Dans ce caveau avait déjà été déposé le corps de la pauvre Renée, que son père et sa mère venaient rejoindre après dix années de séparation.

Paris, toujours curieux, toujours ému des pompes funéraires, vit avec un religieux silence passer le cortège splendide qui accompagnait à leur dernière demeure deux des noms de cette vieille aristocratie, les plus célèbres pour l’esprit traditionnel, pour la sûreté du commerce et le dévouement obstiné aux principes.

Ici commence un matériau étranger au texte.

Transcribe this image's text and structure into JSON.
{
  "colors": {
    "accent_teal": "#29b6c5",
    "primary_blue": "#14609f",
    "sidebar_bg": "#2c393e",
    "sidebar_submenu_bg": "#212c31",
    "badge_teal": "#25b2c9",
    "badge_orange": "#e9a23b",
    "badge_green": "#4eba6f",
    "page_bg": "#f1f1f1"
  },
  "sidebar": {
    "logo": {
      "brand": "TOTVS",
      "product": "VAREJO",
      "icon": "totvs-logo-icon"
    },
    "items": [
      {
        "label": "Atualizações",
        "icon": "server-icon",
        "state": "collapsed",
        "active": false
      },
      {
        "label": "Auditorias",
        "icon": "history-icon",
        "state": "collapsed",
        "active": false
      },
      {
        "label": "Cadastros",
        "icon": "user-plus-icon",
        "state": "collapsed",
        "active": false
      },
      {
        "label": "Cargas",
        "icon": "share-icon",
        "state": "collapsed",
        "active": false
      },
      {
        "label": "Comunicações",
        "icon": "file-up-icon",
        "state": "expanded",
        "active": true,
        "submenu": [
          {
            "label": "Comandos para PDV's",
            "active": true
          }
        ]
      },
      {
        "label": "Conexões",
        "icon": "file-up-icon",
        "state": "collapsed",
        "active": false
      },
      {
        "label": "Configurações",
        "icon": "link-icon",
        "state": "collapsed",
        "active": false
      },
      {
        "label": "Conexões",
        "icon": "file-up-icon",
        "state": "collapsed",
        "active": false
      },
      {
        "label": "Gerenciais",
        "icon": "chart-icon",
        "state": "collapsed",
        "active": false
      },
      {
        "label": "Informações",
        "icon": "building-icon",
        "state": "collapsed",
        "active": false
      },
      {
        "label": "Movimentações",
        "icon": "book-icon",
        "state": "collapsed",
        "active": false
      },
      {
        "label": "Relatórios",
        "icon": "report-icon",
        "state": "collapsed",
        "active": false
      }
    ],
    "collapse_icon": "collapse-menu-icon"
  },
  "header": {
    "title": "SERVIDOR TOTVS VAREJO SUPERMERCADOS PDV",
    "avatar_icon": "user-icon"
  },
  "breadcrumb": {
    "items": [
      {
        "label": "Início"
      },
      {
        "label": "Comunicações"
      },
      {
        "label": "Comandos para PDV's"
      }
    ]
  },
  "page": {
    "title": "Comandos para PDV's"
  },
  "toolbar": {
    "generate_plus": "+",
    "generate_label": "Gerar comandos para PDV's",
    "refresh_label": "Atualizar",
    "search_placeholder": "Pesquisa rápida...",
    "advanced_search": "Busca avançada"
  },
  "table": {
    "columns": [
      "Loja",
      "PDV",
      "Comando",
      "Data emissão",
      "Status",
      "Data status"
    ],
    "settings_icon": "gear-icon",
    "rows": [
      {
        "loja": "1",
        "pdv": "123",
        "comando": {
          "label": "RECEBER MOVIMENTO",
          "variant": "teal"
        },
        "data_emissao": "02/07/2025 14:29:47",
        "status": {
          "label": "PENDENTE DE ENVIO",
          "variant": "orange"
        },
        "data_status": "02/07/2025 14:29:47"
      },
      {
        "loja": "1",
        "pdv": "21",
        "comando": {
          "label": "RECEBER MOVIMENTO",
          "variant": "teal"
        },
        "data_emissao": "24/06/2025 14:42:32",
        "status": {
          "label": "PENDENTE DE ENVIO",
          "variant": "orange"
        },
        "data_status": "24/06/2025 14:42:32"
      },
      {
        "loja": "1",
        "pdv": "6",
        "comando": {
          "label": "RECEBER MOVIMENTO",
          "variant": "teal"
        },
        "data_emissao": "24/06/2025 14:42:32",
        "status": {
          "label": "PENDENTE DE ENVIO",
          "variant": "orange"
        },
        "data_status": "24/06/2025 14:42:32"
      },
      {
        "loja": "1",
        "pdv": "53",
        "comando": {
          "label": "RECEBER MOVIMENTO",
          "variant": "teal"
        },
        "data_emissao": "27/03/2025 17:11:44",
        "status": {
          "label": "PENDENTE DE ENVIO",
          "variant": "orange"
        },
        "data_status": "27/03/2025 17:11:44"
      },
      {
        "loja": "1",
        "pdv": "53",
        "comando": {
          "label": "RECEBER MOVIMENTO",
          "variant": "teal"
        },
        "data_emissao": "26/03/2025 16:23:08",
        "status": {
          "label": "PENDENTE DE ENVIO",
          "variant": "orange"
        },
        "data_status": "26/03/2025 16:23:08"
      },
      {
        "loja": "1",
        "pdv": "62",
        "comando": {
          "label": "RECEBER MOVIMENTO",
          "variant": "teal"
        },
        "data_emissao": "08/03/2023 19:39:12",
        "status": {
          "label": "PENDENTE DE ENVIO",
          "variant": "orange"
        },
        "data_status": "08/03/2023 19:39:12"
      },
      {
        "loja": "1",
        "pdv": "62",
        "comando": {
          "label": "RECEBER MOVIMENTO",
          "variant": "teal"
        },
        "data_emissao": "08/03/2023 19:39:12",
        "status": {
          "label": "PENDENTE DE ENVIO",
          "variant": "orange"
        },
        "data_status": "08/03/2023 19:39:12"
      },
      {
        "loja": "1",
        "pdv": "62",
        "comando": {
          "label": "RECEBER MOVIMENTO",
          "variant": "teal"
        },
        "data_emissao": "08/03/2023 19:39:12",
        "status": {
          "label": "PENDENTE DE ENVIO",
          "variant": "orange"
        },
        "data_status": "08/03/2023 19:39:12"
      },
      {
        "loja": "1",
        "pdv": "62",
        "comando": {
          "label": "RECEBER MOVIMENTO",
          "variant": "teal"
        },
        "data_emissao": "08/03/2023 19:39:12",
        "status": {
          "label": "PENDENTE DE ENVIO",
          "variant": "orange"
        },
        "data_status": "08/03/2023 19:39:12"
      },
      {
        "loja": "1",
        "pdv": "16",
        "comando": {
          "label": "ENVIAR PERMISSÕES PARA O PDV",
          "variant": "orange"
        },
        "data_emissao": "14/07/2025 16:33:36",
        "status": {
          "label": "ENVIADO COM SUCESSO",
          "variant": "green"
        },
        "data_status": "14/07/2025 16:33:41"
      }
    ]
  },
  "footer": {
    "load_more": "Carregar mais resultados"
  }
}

Dans la même voiture de deuil, Beauchamp, Albert et Château-Renaud s’entretenaient de cette mort presque subite.

«J’ai vu Mme de Saint-Méran l’an dernier encore à Marseille, disait Château-Renaud, je revenais d’Algérie; c’était une femme destinée à vivre cent ans, grâce à sa santé parfaite, à son esprit toujours présent et à son activité toujours prodigieuse. Quel âge avait-elle?

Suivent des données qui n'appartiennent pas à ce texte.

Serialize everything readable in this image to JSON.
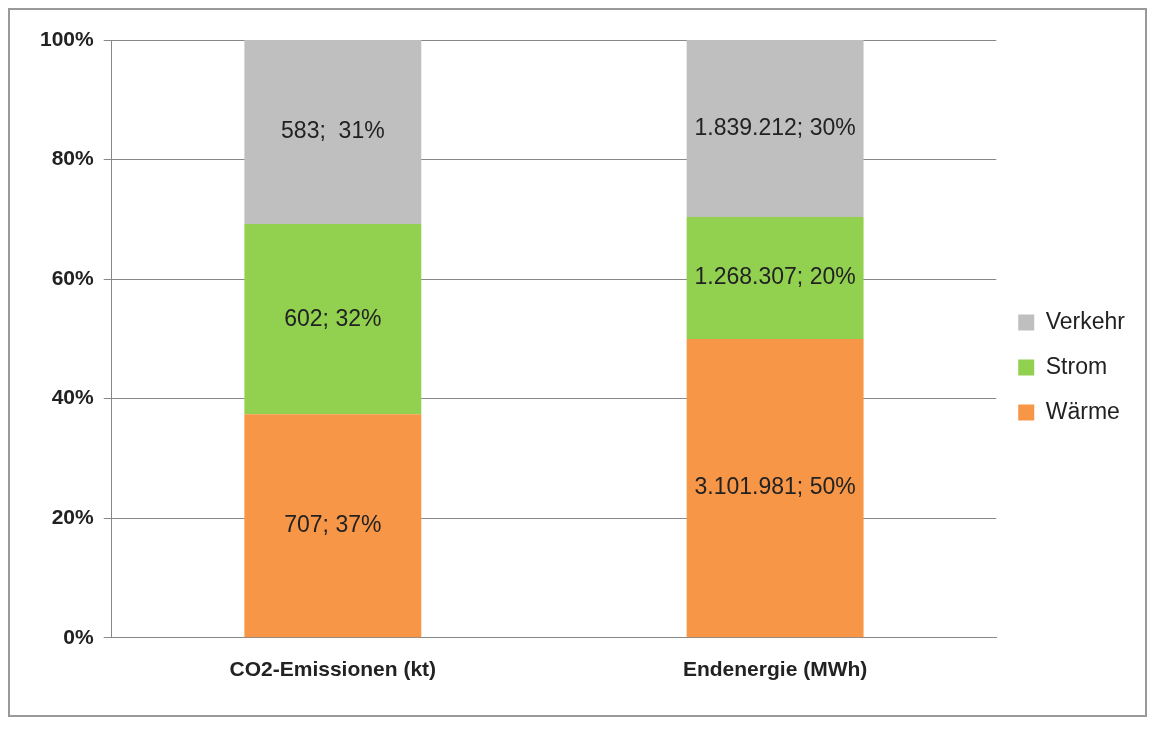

—Soixante-six ans, répondit Albert, du moins à ce que Franz m’a assuré. Mais ce n’est point l’âge qui l’a tuée, c’est le chagrin qu’elle a ressenti de la mort du marquis; il paraît que depuis cette mort, qui l’avait violemment ébranlée, elle n’a pas repris complètement la raison.

—Mais enfin de quoi est-elle morte? demanda Beauchamp.

—D’une congestion cérébrale, à ce qu’il paraît, ou d’une apoplexie foudroyante. N’est-ce pas la même chose?

—Mais à peu près.

—D’apoplexie? dit Beauchamp, c’est difficile à croire. Mme de Saint-Méran, que j’ai vue aussi une fois ou deux dans ma vie, était petite, grêle de formes et d’une constitution bien plus nerveuse que sanguine; elles sont rares les apoplexies produites par le chagrin sur un corps d’une constitution pareille à celui de Mme de Saint-Méran.

—En tout cas, dit Albert, quelle que soit la maladie ou le médecin qui l’a tuée, voilà M. de Villefort, ou plutôt Mlle Valentine, ou plutôt encore notre ami Franz en possession d’un magnifique héritage: quatre-vingt mille livres de rente, je crois.